Backing up a Drupal Database

I was just dumping a database using mysqldump and I noticed that tables such as cache (and its cousins cache_page, cache_menu, etc), sessions and watchdog can be pretty big and are also not often essential for backing up. I mean, when you restore your web site do you really care about restoring people's logged in sessions from when the backup took place? I can understand maybe keeping watchdog; but then again should you lose your site you would probably lose it several hours after the backup so would miss out on any relevant watchdog notices.

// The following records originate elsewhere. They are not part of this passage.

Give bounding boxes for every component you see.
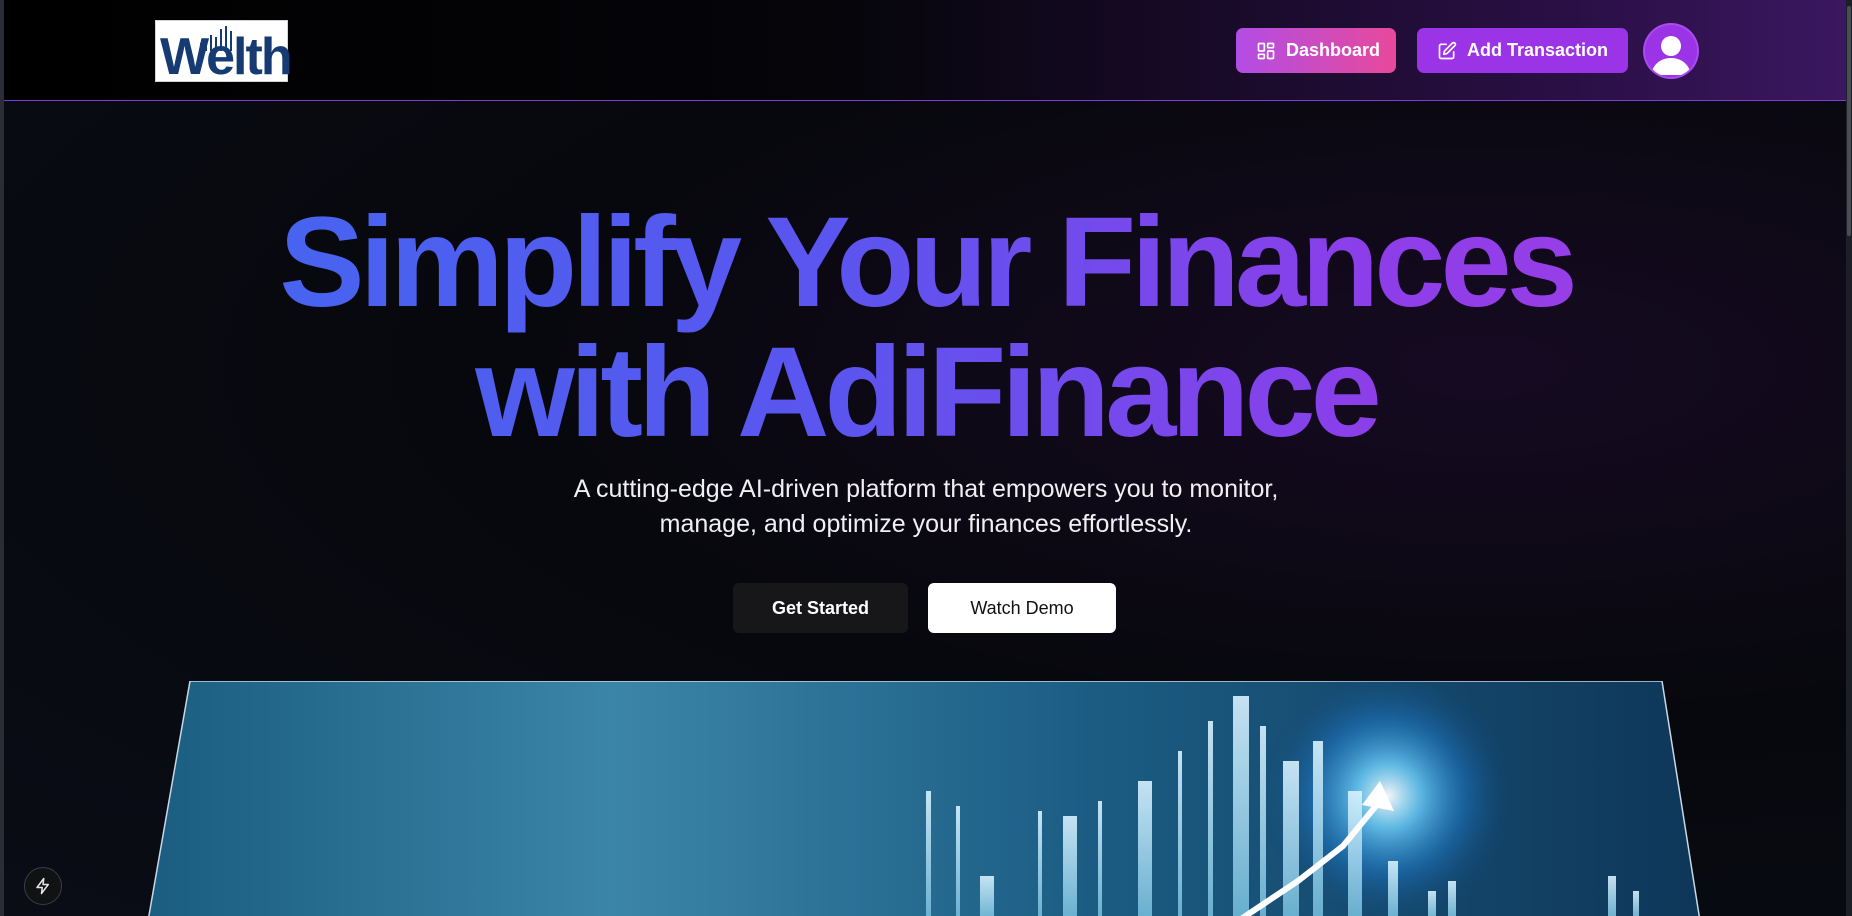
hero-subtitle-line-2: manage, and optimize your finances effor… xyxy=(659,510,1193,538)
lightning-bolt-button[interactable] xyxy=(24,867,62,905)
get-started-button[interactable]: Get Started xyxy=(733,583,908,633)
dashboard-button-label: Dashboard xyxy=(1286,40,1381,60)
scrollbar-thumb[interactable] xyxy=(1847,6,1851,236)
hero-title: Simplify Your Finances with AdiFinance xyxy=(0,198,1852,458)
add-transaction-button[interactable]: Add Transaction xyxy=(1417,28,1628,73)
top-navbar: Welth Dashboard Add Transaction xyxy=(4,0,1846,101)
landing-page: Welth Dashboard Add Transaction Simplify… xyxy=(0,0,1852,916)
dashboard-button[interactable]: Dashboard xyxy=(1236,28,1396,73)
user-avatar-icon xyxy=(1651,36,1691,75)
pen-square-icon xyxy=(1438,41,1457,59)
window-left-edge xyxy=(0,0,4,916)
lightning-bolt-icon xyxy=(36,877,49,895)
hero-subtitle: A cutting-edge AI-driven platform that e… xyxy=(526,472,1326,542)
user-avatar-button[interactable] xyxy=(1645,25,1697,77)
scrollbar-track[interactable] xyxy=(1846,0,1852,916)
hero-subtitle-line-1: A cutting-edge AI-driven platform that e… xyxy=(573,475,1279,503)
financial-growth-chart-image xyxy=(148,681,1700,916)
hero-title-line-1: Simplify Your Finances xyxy=(279,191,1573,334)
add-transaction-label: Add Transaction xyxy=(1467,40,1609,60)
watch-demo-button[interactable]: Watch Demo xyxy=(928,583,1116,633)
hero-title-line-2: with AdiFinance xyxy=(475,321,1377,464)
welth-logo[interactable]: Welth xyxy=(155,20,293,86)
logo-text: Welth xyxy=(160,28,293,86)
layout-dashboard-icon xyxy=(1257,42,1275,59)
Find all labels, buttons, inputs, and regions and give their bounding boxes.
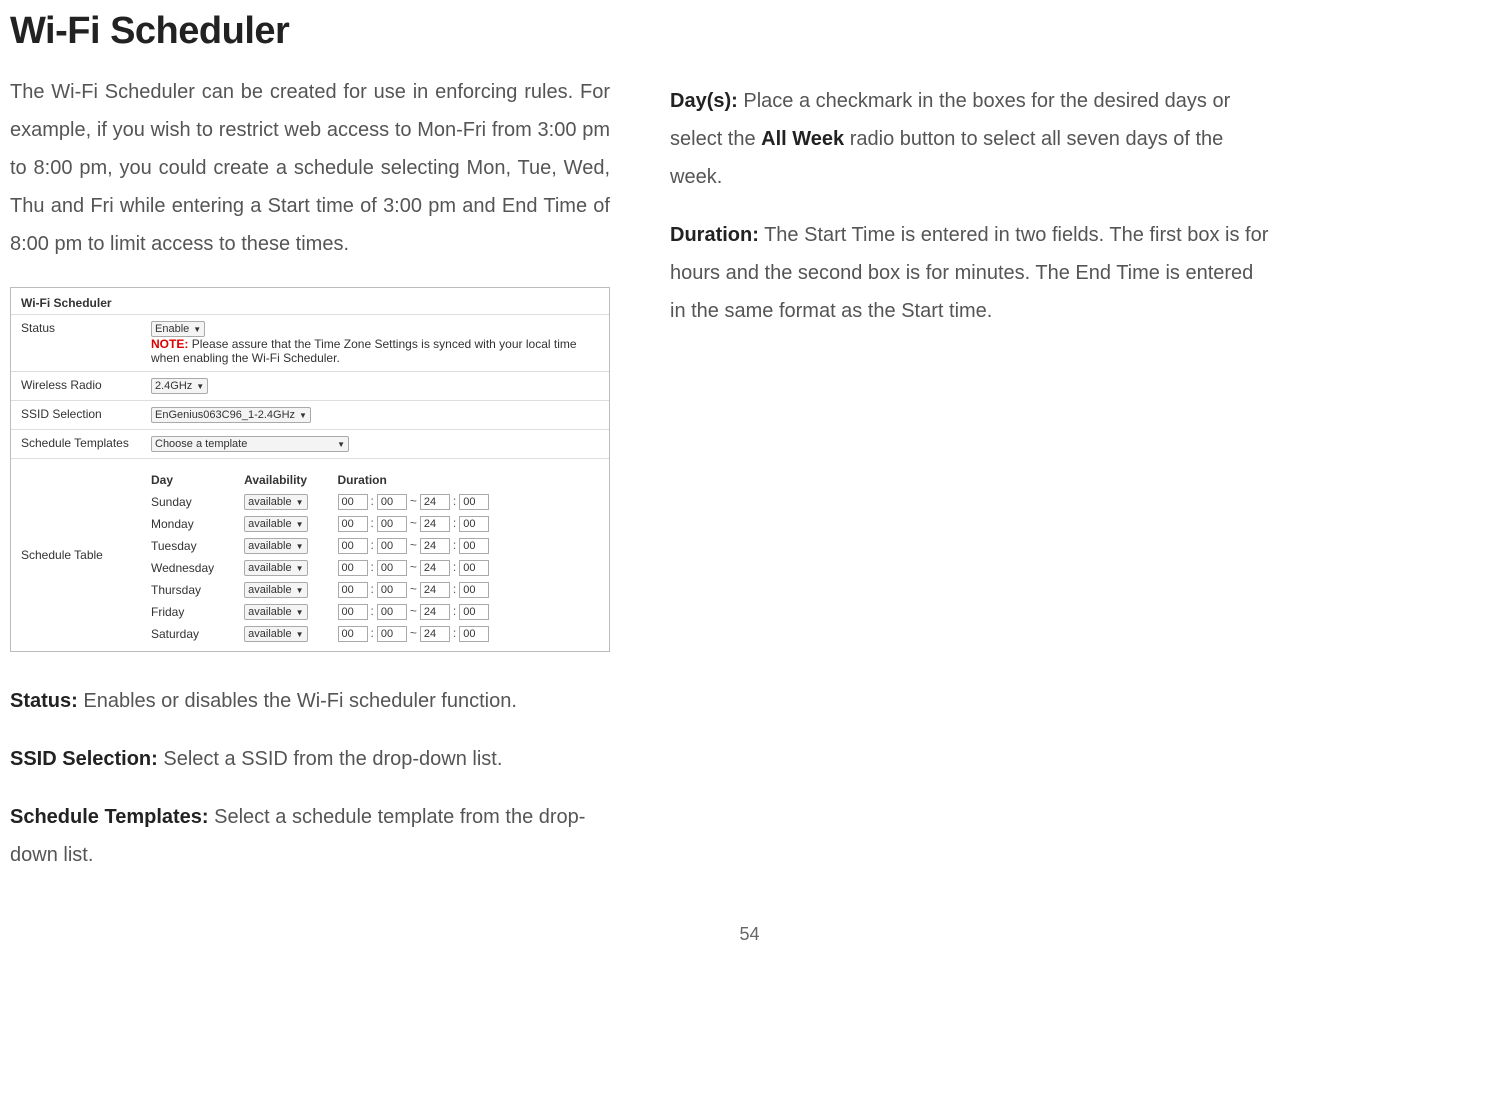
end-min-input[interactable]: 00 [459,516,489,532]
page-title: Wi-Fi Scheduler [10,10,610,53]
left-column: Wi-Fi Scheduler The Wi-Fi Scheduler can … [10,10,610,894]
right-column: Day(s): Place a checkmark in the boxes f… [670,10,1270,894]
cell-day: Sunday [151,491,244,513]
cell-day: Friday [151,601,244,623]
availability-select[interactable]: available ▼ [244,582,307,598]
def-duration: Duration: The Start Time is entered in t… [670,216,1270,330]
end-hour-input[interactable]: 24 [420,516,450,532]
chevron-down-icon: ▼ [196,382,204,391]
row-label-ssid: SSID Selection [11,401,141,430]
table-row: Wednesdayavailable ▼ 00:00~24:00 [151,557,519,579]
cell-day: Tuesday [151,535,244,557]
end-min-input[interactable]: 00 [459,560,489,576]
end-min-input[interactable]: 00 [459,538,489,554]
template-select[interactable]: Choose a template ▼ [151,436,349,452]
chevron-down-icon: ▼ [296,542,304,551]
wireless-radio-select[interactable]: 2.4GHz ▼ [151,378,208,394]
row-label-radio: Wireless Radio [11,372,141,401]
availability-select[interactable]: available ▼ [244,516,307,532]
def-ssid-selection: SSID Selection: Select a SSID from the d… [10,740,610,778]
table-row: Sundayavailable ▼ 00:00~24:00 [151,491,519,513]
end-min-input[interactable]: 00 [459,494,489,510]
chevron-down-icon: ▼ [296,564,304,573]
start-hour-input[interactable]: 00 [338,560,368,576]
chevron-down-icon: ▼ [296,498,304,507]
chevron-down-icon: ▼ [296,520,304,529]
def-status: Status: Enables or disables the Wi-Fi sc… [10,682,610,720]
cell-day: Monday [151,513,244,535]
cell-duration: 00:00~24:00 [338,601,520,623]
cell-day: Saturday [151,623,244,645]
screenshot-title: Wi-Fi Scheduler [11,288,609,314]
row-label-status: Status [11,315,141,372]
start-hour-input[interactable]: 00 [338,494,368,510]
chevron-down-icon: ▼ [337,440,345,449]
start-hour-input[interactable]: 00 [338,604,368,620]
end-min-input[interactable]: 00 [459,604,489,620]
end-hour-input[interactable]: 24 [420,604,450,620]
table-row: Saturdayavailable ▼ 00:00~24:00 [151,623,519,645]
embedded-screenshot: Wi-Fi Scheduler Status Enable ▼ NOTE: Pl… [10,287,610,652]
chevron-down-icon: ▼ [296,608,304,617]
availability-select[interactable]: available ▼ [244,538,307,554]
start-hour-input[interactable]: 00 [338,538,368,554]
ssid-select[interactable]: EnGenius063C96_1-2.4GHz ▼ [151,407,311,423]
row-label-schedule-table: Schedule Table [11,459,141,652]
def-schedule-templates: Schedule Templates: Select a schedule te… [10,798,610,874]
table-row: Mondayavailable ▼ 00:00~24:00 [151,513,519,535]
end-hour-input[interactable]: 24 [420,626,450,642]
start-min-input[interactable]: 00 [377,560,407,576]
note-text: Please assure that the Time Zone Setting… [151,337,577,365]
start-hour-input[interactable]: 00 [338,626,368,642]
start-min-input[interactable]: 00 [377,626,407,642]
availability-select[interactable]: available ▼ [244,494,307,510]
intro-paragraph: The Wi-Fi Scheduler can be created for u… [10,73,610,263]
cell-duration: 00:00~24:00 [338,491,520,513]
end-hour-input[interactable]: 24 [420,538,450,554]
col-header-availability: Availability [244,469,337,491]
cell-duration: 00:00~24:00 [338,557,520,579]
schedule-inner-table: Day Availability Duration Sundayavailabl… [151,469,519,645]
availability-select[interactable]: available ▼ [244,604,307,620]
start-min-input[interactable]: 00 [377,494,407,510]
chevron-down-icon: ▼ [296,630,304,639]
end-hour-input[interactable]: 24 [420,582,450,598]
page-number: 54 [0,924,1499,945]
availability-select[interactable]: available ▼ [244,560,307,576]
cell-duration: 00:00~24:00 [338,579,520,601]
cell-duration: 00:00~24:00 [338,535,520,557]
col-header-day: Day [151,469,244,491]
end-min-input[interactable]: 00 [459,582,489,598]
table-row: Thursdayavailable ▼ 00:00~24:00 [151,579,519,601]
note-label: NOTE: [151,337,188,351]
definitions-right: Day(s): Place a checkmark in the boxes f… [670,82,1270,330]
status-select[interactable]: Enable ▼ [151,321,205,337]
cell-duration: 00:00~24:00 [338,513,520,535]
def-days: Day(s): Place a checkmark in the boxes f… [670,82,1270,196]
end-hour-input[interactable]: 24 [420,560,450,576]
chevron-down-icon: ▼ [299,411,307,420]
start-min-input[interactable]: 00 [377,516,407,532]
col-header-duration: Duration [338,469,520,491]
cell-day: Wednesday [151,557,244,579]
end-min-input[interactable]: 00 [459,626,489,642]
end-hour-input[interactable]: 24 [420,494,450,510]
start-hour-input[interactable]: 00 [338,582,368,598]
chevron-down-icon: ▼ [296,586,304,595]
row-label-template: Schedule Templates [11,430,141,459]
chevron-down-icon: ▼ [193,325,201,334]
cell-duration: 00:00~24:00 [338,623,520,645]
start-min-input[interactable]: 00 [377,604,407,620]
availability-select[interactable]: available ▼ [244,626,307,642]
table-row: Fridayavailable ▼ 00:00~24:00 [151,601,519,623]
start-min-input[interactable]: 00 [377,582,407,598]
screenshot-form-table: Status Enable ▼ NOTE: Please assure that… [11,314,609,651]
definitions-left: Status: Enables or disables the Wi-Fi sc… [10,682,610,874]
start-hour-input[interactable]: 00 [338,516,368,532]
start-min-input[interactable]: 00 [377,538,407,554]
table-row: Tuesdayavailable ▼ 00:00~24:00 [151,535,519,557]
cell-day: Thursday [151,579,244,601]
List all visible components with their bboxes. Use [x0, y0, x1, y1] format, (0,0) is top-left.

Anywho… I did a mysqdump for a large database for a website I maintain and the dump came out at 400Mb. I then spent a few minutes cobling together a small script which would do a mysqldump but had some pre-programmed Regular Expressions to match specific groups of tables which it would only dump the structure for (ie, no data). After running this script, the SQL dump was only 220Mb. Much better! It also runs considerable quicker too and will cause less table locking.

So - the script?

#!/bin/bash

# Define DB Login
USER="username"
PASS="password"

# Get the database from the commandline
DB=$1

# Define the 'structure only' tables
STRUCTURE_ONLY="/^(prefix1_|prefix2_)?(watchdog|sessions|cache(_.+)?)$/"

# Get the tables from the database
TABLES=`mysql -u$USER -p$PASS -B -N -e 'show tables;' $DB`

# Create the SQL file
DBFILE="${DB}.sql"
 > $DBFILE

# Status message
echo "Starting dump of ${DB}"

# Loop over the tables
for t in $TABLES; do
  # Test if the table matches the 'structur only' regex
  RESULT=`echo "$t" | gawk "$STRUCTURE_ONLY"`

  # if a match...
  if [ $RESULT ]
  then
    # ... dump structure only onto the end of the SQL file
    mysqldump --opt --no-data --user=$USER --password=$PASS $DB $t >> $DBFILE
  else
    # dump full table onto the end of the SQL file
    mysqldump --opt --user=$USER --password=$PASS $DB $t >> $DBFILE
  fi
done

# Finish Message
echo "Done"
[adsense:336x280:9994499560]

There are a few lines in here you might want to configure… For example, the USER & PASS variables will need to be the ones for your database. This script also assumes you're running on localhost. The variable STRUCTURE_ONLY hold the Regular Expression to match the 'no data' tables. You might want to change this to match your database structure more accurately - for example you might want to change or remove the prefix option. In my case I have 1 database hosting 3 sites, 2 of which have a prefix but share several tables with no prefix (user, session, sequences, etc). This is how it would look for a database with no prefixes.

STRUCTURE_ONLY="/^(watchdog|sessions|cache(_.+)?)$/"

To run the script, copy the code into a file (eg, 'drupaldump') and save it. Make it executable by running something like this:

$ chmod +x drupaldump

The finally run the script as follows…

$ ./drupaldump [database]

… where [database] is the name of the database you'd like to dump.

Please leave a comment if you can think of any improvements! There are a few I can think of but don't need (ie, its not my itch!) such as option to pass username and password in from the command line, changing the host for the database… There is plenty of space for improvement.